Il y avait encore d'autres victimes sur lesquelles Bédier avait l'œil ; entre autres, Jacques Pavannes duquel nous avons déjà parlé. Lorsque Briçonnet renia le Seigneur la première fois, Pavannes fut saisi et jeté en prison ; c'était vers la fin de 1524. Seul dans un cachot, il sentit son courage l'abandonner, il consentit à retourner au papisme et fut relâché. Mais à partir de ce moment il fut profondément malheureux. Bientôt reparut en déclarant qu'il avait péché conte le Seigneur, et qu'il voulait être compté parmi ceux qui ne croient qu'en Christ seul. Il ne voulait pas, disait-il, prier les saints, ne croyait pas au purgatoire et ne voulait d'autre Sauveur que Christ seul. Pavannes fut condamné à être brûlé sur la place de Grève à Paris. Sa tristesse et ses craintes s'étaient dissipées ; il s'avança vers le bûcher serein et joyeux, prêchant hardiment pendant les quelques minutes qui lui restaient. Ce petit sermon était d'une telle puissance qu'un des prêtres présents dit qu'il aurait mieux valu que l'Église payât un million de pièces d'or, plutôt que d'avoir laissé Pavannes parler comme il l'avait fait.

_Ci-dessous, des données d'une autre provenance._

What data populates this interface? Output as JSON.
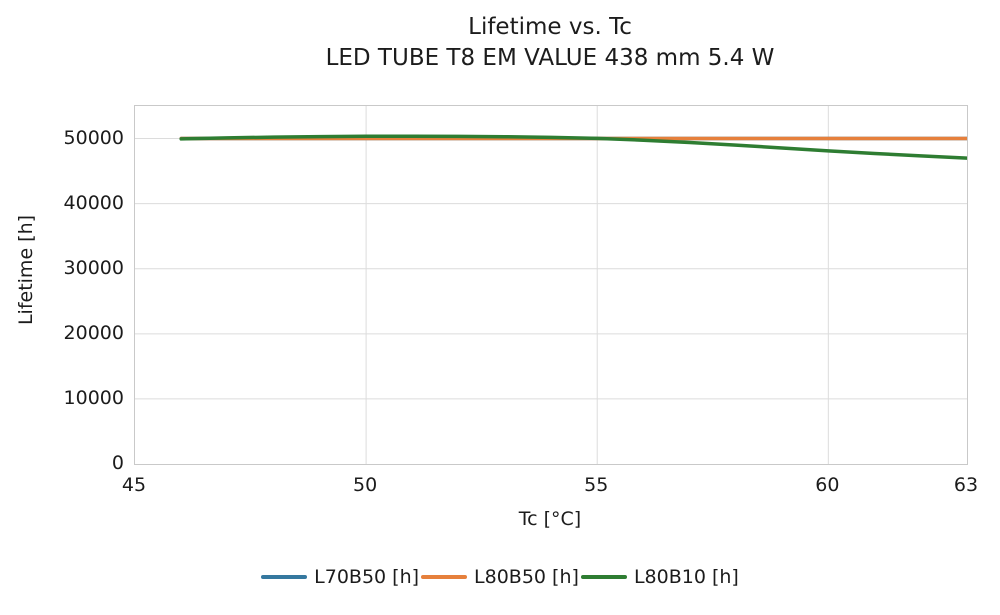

Après le jeune étudiant, ce fut le tour de l'ermite de Livry, dont on n a pas oublié la touchante histoire ; on le traîna à Paris pour le brûler à petit feu devant la cathédrale de Notre-Dame. La ville entière assistait au supplice de l'ermite qui resta calme et ferme ; les prêtres s'agitaient autour de lui en lui présentant un crucifix et les docteurs de la Sorbonne criaient de toutes leurs forces : « Il est damné, il s'en va en enfer ! » L'ermite se contenta de répondre que sa confiance était en Christ et qu'il était résolu à mourir en ne croyant qu'en son Sauveur.